Social savvy tip: Have a guest who can do things that you aren’t good at – chances are, this will surprise your audience because she or he will likely perform in a way that you haven’t yet. Is your scratching not up to snuff? Get a scratch DJ on your stream and surprise your listeners. How about bringing on a guitarist or saxophone player to join you during a deep house session? Perhaps a live art installation or performance in the background while you’re mixing? You’re only limited by your creativity (and network of artist friends).

Of course, you’ll want to promote this ahead of time, of course on both your Facebook pages, to get maximum reach.

5. Do a “Boiler Room” at home

Boiler Room
Set up your DJ kit, have some friends over for a few drinks, and turn that into a broadcast.

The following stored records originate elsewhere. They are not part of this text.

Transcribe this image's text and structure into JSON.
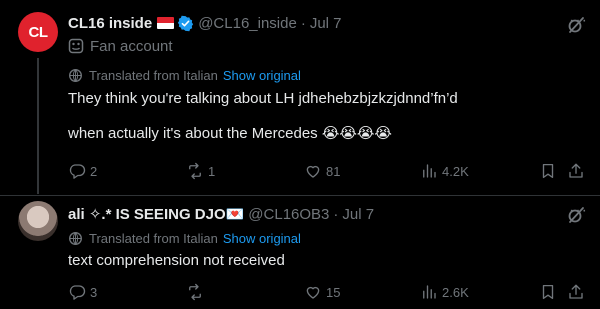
{
  "tweets": [
    {
      "display_name": "CL16 inside",
      "avatar_text": "CL",
      "handle": "@CL16_inside",
      "separator": "·",
      "date": "Jul 7",
      "account_label": "Fan account",
      "translated_from": "Translated from Italian",
      "show_original": "Show original",
      "text_lines": [
        "They think you're talking about LH jdhehebzbjzkzjdnnd’fn’d",
        "when actually it's about the Mercedes 😭😭😭😭"
      ],
      "replies": "2",
      "retweets": "1",
      "likes": "81",
      "views": "4.2K"
    },
    {
      "display_name": "ali ✧.* IS SEEING DJO💌",
      "handle": "@CL16OB3",
      "separator": "·",
      "date": "Jul 7",
      "translated_from": "Translated from Italian",
      "show_original": "Show original",
      "text": "text comprehension not received",
      "replies": "3",
      "retweets": "",
      "likes": "15",
      "views": "2.6K"
    }
  ],
  "colors": {
    "background": "#000000",
    "text": "#e7e9ea",
    "muted": "#71767b",
    "link": "#1d9bf0",
    "verified": "#1d9bf0",
    "brand_red": "#e0222d"
  },
  "icons": [
    "verified-badge-icon",
    "grok-icon",
    "more-icon",
    "fan-account-icon",
    "translate-icon",
    "reply-icon",
    "retweet-icon",
    "like-icon",
    "views-icon",
    "bookmark-icon",
    "share-icon"
  ]
}
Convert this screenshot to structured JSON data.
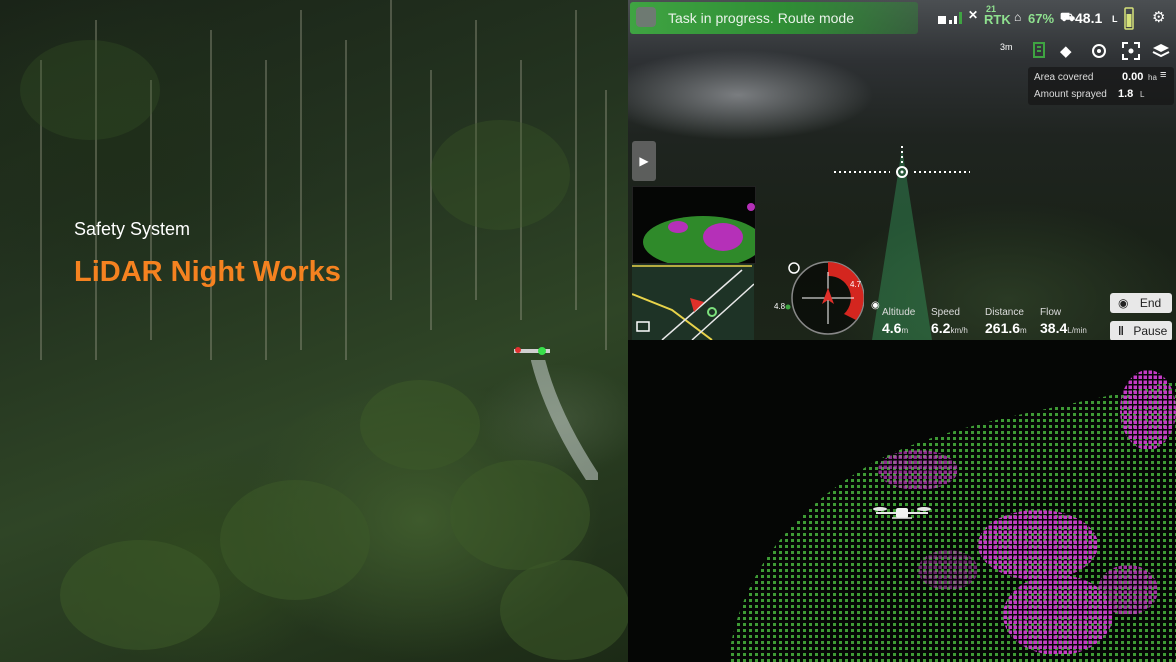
{
  "overlay": {
    "subtitle": "Safety System",
    "title": "LiDAR Night Works",
    "title_color": "#f58220"
  },
  "app": {
    "status": "Task in progress. Route mode",
    "signal_icon": "signal-bars-icon",
    "rtk_count": "21",
    "rtk_label": "RTK",
    "battery_label": "67%",
    "tank_value": "48.1",
    "tank_unit": "L",
    "toolbar": {
      "range": "3m",
      "icons": [
        "spray-nozzle-icon",
        "eraser-icon",
        "target-icon",
        "scan-icon",
        "layers-icon"
      ]
    },
    "info": {
      "area_label": "Area covered",
      "area_value": "0.00",
      "area_unit": "ha",
      "sprayed_label": "Amount sprayed",
      "sprayed_value": "1.8",
      "sprayed_unit": "L"
    },
    "compass": {
      "left_value": "4.8",
      "right_value": "4.7"
    },
    "telemetry": [
      {
        "label": "Altitude",
        "value": "4.6",
        "unit": "m"
      },
      {
        "label": "Speed",
        "value": "6.2",
        "unit": "km/h"
      },
      {
        "label": "Distance",
        "value": "261.6",
        "unit": "m"
      },
      {
        "label": "Flow",
        "value": "38.4",
        "unit": "L/min"
      }
    ],
    "buttons": {
      "end": "End",
      "pause": "Pause"
    },
    "accent_green": "#3fa442"
  }
}
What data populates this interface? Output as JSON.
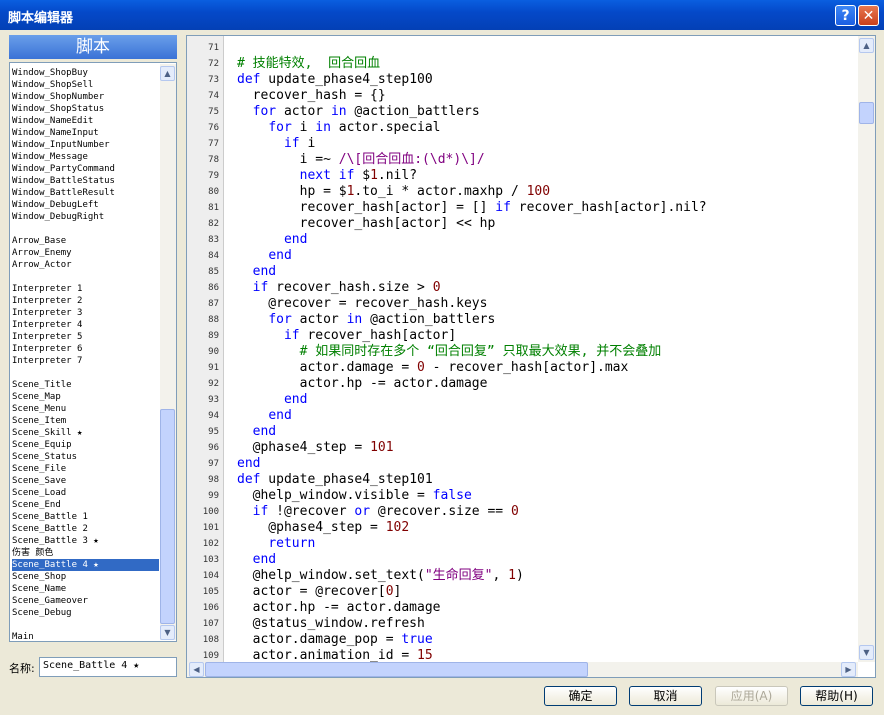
{
  "window": {
    "title": "脚本编辑器",
    "help_glyph": "?",
    "close_glyph": "✕"
  },
  "sidebar": {
    "header": "脚本",
    "items": [
      "Window_ShopBuy",
      "Window_ShopSell",
      "Window_ShopNumber",
      "Window_ShopStatus",
      "Window_NameEdit",
      "Window_NameInput",
      "Window_InputNumber",
      "Window_Message",
      "Window_PartyCommand",
      "Window_BattleStatus",
      "Window_BattleResult",
      "Window_DebugLeft",
      "Window_DebugRight",
      "",
      "Arrow_Base",
      "Arrow_Enemy",
      "Arrow_Actor",
      "",
      "Interpreter 1",
      "Interpreter 2",
      "Interpreter 3",
      "Interpreter 4",
      "Interpreter 5",
      "Interpreter 6",
      "Interpreter 7",
      "",
      "Scene_Title",
      "Scene_Map",
      "Scene_Menu",
      "Scene_Item",
      "Scene_Skill ★",
      "Scene_Equip",
      "Scene_Status",
      "Scene_File",
      "Scene_Save",
      "Scene_Load",
      "Scene_End",
      "Scene_Battle 1",
      "Scene_Battle 2",
      "Scene_Battle 3 ★",
      "伤害 颜色",
      "Scene_Battle 4 ★",
      "Scene_Shop",
      "Scene_Name",
      "Scene_Gameover",
      "Scene_Debug",
      "",
      "Main"
    ],
    "selected_index": 41
  },
  "name_field": {
    "label": "名称:",
    "value": "Scene_Battle 4 ★"
  },
  "editor": {
    "line_numbers": [
      "71",
      "72",
      "73",
      "74",
      "75",
      "76",
      "77",
      "78",
      "79",
      "80",
      "81",
      "82",
      "83",
      "84",
      "85",
      "86",
      "87",
      "88",
      "89",
      "90",
      "91",
      "92",
      "93",
      "94",
      "95",
      "96",
      "97",
      "98",
      "99",
      "100",
      "101",
      "102",
      "103",
      "104",
      "105",
      "106",
      "107",
      "108",
      "109"
    ],
    "lines": [
      "",
      "# 技能特效,  回合回血",
      "def update_phase4_step100",
      "  recover_hash = {}",
      "  for actor in @action_battlers",
      "    for i in actor.special",
      "      if i",
      "        i =~ /\\[回合回血:(\\d*)\\]/",
      "        next if $1.nil?",
      "        hp = $1.to_i * actor.maxhp / 100",
      "        recover_hash[actor] = [] if recover_hash[actor].nil?",
      "        recover_hash[actor] << hp",
      "      end",
      "    end",
      "  end",
      "  if recover_hash.size > 0",
      "    @recover = recover_hash.keys",
      "    for actor in @action_battlers",
      "      if recover_hash[actor]",
      "        # 如果同时存在多个 “回合回复” 只取最大效果, 并不会叠加",
      "        actor.damage = 0 - recover_hash[actor].max",
      "        actor.hp -= actor.damage",
      "      end",
      "    end",
      "  end",
      "  @phase4_step = 101",
      "end",
      "def update_phase4_step101",
      "  @help_window.visible = false",
      "  if !@recover or @recover.size == 0",
      "    @phase4_step = 102",
      "    return",
      "  end",
      "  @help_window.set_text(\"生命回复\", 1)",
      "  actor = @recover[0]",
      "  actor.hp -= actor.damage",
      "  @status_window.refresh",
      "  actor.damage_pop = true",
      "  actor.animation_id = 15"
    ]
  },
  "buttons": {
    "ok": "确定",
    "cancel": "取消",
    "apply": "应用(A)",
    "help": "帮助(H)"
  },
  "icons": {
    "up": "▲",
    "down": "▼",
    "left": "◀",
    "right": "▶",
    "grip": "≡"
  }
}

Throw a party in your flat and film it. It doesn’t have to be an all-night rager, just having a few friends around moving to your tunes could make for an interesting Facebook Live event that’ll get shares. Set your DJ controller and laptop on a desk, place your phone or tablet on a tripod, and have your guests behind you, Boiler Room-style. Make it a BYOB (bring your own booze) and pot luck evening, and your costs will be next to nil.

Social savvy tip: No need to make your space look like a club – keep it real, but do keep it interesting enough as well. Christmas lights / DJ lighting, a projector running visuals in the background, or even a tiny disco ball would add visual focal points to spruce up an otherwise drab apartment.


As with any social media effort, authenticity is key – showing who you are as a DJ is what people are interested in apart from just hearing the tunes you spin.

The idea behind a live broadcast is you’re getting a glimpse of the person on camera, warts and all. One of the main reasons why people would want to watch a Facebook Live video of you compared to, say, a YouTube clip, is that they’re able to see you in a raw, unedited, and unfiltered way.

Your Facebook Live broadcasts won’t be perfect, and they shouldn’t be. You don’t have to speak in immaculate English, be dressed a certain way, or have a specific accent – you just have to be you. This is exactly why Facebook Live is a great way to engage with your audience: you can be unapologetically yourself, and authenticity speaks volumes. Broadcasting live and picking one of our five listed content types lets people experience you for who you are, not just listen to the tunes that you spin.